パンが食べたい

パンが食べたい

 そのスーツ姿の男は、コンビニにいた。日付の変わったころ。パンコーナーの棚の前で、迷っていた。すると、横から細い手がのびてくる。同じ年ごろの女性が、崎山パンの「ランチパッケージ」を手に取り、レジに向かった。その棚にはもう、ランチパッケージはなかった。

  斉田伸介は、健康機器販売会社に入社し、3年目。仕事もこなれてきたころだ。この日は外回りの営業も一段落し、内勤をしていた。昼休み、マクドナルドでテイクアウトしたハンバーガーとフライドポテトを食べながら、パソコンの画面をのぞいていた。

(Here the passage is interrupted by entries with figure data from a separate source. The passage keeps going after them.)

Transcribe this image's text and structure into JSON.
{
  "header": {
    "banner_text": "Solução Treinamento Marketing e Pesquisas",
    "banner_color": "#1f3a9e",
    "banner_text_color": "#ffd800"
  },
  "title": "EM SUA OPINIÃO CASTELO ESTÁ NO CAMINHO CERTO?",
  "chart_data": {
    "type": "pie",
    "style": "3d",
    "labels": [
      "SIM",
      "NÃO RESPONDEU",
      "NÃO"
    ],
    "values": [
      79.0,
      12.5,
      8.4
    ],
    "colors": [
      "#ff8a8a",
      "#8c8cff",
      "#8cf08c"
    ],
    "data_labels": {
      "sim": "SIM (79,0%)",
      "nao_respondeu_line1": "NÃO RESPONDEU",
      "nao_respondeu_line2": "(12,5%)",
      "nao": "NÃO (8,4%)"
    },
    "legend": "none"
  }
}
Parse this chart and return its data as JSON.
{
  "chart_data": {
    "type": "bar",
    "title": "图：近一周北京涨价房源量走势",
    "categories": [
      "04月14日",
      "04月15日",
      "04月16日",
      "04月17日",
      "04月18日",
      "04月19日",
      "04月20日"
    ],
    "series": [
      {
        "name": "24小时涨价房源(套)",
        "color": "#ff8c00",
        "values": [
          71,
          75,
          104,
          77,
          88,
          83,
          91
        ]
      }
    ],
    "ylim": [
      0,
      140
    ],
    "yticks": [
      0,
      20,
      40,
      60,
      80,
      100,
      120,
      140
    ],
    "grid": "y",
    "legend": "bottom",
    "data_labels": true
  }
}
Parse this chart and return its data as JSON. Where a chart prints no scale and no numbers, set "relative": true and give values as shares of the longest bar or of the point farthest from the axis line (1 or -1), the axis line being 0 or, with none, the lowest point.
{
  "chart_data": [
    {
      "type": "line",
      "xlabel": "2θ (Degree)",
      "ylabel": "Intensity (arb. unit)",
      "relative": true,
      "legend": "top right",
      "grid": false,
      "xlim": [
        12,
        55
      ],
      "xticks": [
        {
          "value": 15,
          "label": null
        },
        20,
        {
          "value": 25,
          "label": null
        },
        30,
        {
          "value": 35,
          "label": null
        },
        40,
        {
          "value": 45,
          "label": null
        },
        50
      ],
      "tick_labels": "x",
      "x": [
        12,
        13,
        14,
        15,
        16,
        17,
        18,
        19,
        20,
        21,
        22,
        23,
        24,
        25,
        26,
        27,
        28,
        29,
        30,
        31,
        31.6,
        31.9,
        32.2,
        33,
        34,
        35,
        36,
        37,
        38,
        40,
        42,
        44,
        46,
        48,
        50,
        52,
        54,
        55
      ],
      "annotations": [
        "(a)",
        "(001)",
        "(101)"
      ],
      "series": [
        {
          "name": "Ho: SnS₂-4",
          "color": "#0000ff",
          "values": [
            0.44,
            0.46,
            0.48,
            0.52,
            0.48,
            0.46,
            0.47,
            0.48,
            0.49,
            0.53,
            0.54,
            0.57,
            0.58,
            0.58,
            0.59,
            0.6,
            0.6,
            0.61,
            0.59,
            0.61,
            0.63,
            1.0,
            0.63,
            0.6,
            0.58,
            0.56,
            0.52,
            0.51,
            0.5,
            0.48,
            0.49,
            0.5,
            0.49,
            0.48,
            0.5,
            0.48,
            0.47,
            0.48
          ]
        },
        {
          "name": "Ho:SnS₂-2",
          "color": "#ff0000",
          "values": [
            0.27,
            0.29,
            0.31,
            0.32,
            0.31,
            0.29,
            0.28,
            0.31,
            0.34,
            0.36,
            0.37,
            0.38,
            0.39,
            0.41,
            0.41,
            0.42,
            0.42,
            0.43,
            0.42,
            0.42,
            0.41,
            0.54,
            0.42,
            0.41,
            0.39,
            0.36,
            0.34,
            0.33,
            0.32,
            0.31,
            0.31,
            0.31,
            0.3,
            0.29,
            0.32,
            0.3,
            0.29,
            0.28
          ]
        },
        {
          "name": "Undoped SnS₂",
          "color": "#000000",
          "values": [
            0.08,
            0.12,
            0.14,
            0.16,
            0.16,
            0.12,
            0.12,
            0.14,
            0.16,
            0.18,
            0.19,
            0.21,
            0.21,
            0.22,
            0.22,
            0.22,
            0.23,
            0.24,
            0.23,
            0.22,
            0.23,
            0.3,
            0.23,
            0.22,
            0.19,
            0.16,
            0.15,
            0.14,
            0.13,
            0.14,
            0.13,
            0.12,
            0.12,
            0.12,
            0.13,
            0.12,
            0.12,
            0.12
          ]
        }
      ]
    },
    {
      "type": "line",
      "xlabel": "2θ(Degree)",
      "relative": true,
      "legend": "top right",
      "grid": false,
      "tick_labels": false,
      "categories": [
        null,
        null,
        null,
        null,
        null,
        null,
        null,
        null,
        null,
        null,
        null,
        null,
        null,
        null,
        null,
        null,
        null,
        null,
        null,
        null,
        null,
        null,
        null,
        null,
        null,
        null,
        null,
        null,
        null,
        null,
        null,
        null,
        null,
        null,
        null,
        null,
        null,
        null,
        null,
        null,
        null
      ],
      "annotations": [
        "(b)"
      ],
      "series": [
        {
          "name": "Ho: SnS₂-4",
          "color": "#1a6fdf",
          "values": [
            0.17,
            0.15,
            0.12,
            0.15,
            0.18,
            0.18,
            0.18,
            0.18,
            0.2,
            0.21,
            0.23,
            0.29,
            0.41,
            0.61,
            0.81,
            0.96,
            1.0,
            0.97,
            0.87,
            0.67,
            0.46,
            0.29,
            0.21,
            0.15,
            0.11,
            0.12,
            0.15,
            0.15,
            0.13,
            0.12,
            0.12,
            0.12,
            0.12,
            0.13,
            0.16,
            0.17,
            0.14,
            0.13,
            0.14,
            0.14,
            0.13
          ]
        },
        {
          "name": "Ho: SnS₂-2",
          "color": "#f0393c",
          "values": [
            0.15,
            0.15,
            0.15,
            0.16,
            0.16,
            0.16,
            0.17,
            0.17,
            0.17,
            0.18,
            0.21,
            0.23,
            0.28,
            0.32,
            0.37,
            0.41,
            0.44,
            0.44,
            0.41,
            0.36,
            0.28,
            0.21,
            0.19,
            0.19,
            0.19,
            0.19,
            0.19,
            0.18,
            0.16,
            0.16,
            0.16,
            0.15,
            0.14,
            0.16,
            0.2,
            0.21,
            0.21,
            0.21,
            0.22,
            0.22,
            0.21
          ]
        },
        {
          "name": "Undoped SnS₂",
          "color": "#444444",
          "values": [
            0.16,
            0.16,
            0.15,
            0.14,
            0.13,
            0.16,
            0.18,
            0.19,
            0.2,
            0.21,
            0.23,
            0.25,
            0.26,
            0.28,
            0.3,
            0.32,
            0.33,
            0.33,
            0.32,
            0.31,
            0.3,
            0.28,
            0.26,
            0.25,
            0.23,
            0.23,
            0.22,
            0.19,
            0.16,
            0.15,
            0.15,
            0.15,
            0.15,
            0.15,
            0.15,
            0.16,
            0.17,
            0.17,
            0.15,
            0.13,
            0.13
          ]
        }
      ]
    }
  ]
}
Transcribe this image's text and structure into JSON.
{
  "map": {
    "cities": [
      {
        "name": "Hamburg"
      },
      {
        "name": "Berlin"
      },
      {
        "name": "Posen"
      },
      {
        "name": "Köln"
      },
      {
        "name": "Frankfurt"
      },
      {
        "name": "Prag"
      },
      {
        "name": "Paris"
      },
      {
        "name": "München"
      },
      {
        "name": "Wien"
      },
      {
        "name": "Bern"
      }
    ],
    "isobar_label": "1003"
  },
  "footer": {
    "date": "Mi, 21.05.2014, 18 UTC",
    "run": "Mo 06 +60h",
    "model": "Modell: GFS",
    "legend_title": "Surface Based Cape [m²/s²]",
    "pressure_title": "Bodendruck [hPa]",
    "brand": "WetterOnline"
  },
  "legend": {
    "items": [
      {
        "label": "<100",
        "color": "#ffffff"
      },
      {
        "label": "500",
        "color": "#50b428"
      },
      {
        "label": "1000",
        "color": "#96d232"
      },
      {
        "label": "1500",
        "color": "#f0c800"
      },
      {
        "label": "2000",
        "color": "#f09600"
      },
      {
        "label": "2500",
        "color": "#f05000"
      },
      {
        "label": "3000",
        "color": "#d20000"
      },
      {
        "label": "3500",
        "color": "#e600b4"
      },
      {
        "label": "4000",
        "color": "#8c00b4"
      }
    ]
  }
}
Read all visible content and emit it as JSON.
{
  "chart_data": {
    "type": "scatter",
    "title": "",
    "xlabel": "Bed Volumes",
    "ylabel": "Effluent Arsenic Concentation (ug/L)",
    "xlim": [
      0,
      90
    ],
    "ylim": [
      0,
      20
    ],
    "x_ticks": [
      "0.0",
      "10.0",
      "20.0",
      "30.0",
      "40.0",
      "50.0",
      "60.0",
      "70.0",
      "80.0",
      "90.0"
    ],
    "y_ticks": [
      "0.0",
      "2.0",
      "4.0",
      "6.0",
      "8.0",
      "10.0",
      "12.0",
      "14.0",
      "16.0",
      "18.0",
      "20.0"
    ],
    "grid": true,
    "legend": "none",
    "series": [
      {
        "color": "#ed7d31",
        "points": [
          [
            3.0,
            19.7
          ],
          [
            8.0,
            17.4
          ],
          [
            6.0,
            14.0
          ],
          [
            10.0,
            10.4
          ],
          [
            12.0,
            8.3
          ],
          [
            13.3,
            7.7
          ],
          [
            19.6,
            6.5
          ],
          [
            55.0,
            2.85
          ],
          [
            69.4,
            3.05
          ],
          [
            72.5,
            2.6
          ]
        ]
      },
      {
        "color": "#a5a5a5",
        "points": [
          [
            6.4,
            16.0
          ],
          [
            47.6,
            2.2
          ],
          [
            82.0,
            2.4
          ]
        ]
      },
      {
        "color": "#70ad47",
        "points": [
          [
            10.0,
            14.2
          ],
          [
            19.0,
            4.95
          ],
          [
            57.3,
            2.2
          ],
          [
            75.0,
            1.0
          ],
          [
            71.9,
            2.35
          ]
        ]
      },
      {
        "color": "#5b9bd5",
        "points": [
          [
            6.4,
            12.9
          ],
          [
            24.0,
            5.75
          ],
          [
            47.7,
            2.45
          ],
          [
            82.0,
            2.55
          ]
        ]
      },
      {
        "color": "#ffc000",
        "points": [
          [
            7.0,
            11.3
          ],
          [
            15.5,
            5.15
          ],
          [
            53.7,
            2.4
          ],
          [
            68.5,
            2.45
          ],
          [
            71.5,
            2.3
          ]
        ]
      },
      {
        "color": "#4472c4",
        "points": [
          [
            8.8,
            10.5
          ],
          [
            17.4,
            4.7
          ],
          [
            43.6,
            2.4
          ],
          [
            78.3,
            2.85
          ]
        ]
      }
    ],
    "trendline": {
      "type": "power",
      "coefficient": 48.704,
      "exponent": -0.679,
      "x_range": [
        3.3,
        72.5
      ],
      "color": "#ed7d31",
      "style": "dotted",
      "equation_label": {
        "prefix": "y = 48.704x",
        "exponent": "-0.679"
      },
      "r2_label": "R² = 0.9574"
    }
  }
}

  目的は、大好物のランチパッケージの新作を調べるためだ。ピーナッツバターやたまごなどの定番から、スパゲティや唐揚げなどバラエティーに富んだものまで、パンに包み込む。食べる時に手を汚さない手軽さと、ふわふわと柔らかい食感が好きだ。世間でも人気があり、ずらりと並んだコンビニの棚は、時間帯をまちがえると、空っぽである。最近は、大学とのコラボが話題だ。

  「新しいの、出てないかなぁ」
 少しウキウキした気分で、検索エンジンに「ランチパッケージ」と打ち込む。すると、関連の検索ワードが、目に 止まった。

「臭素酸カリウム」

 文系人間なので、化学の知識はほとんどないが、「カリウム」という単語には、さすがに違和感を覚えた。「ランチパッケージ」「臭素酸カリウム」 の2語で検索すると、多くのサイトがヒットした。1つをクリックしてみる。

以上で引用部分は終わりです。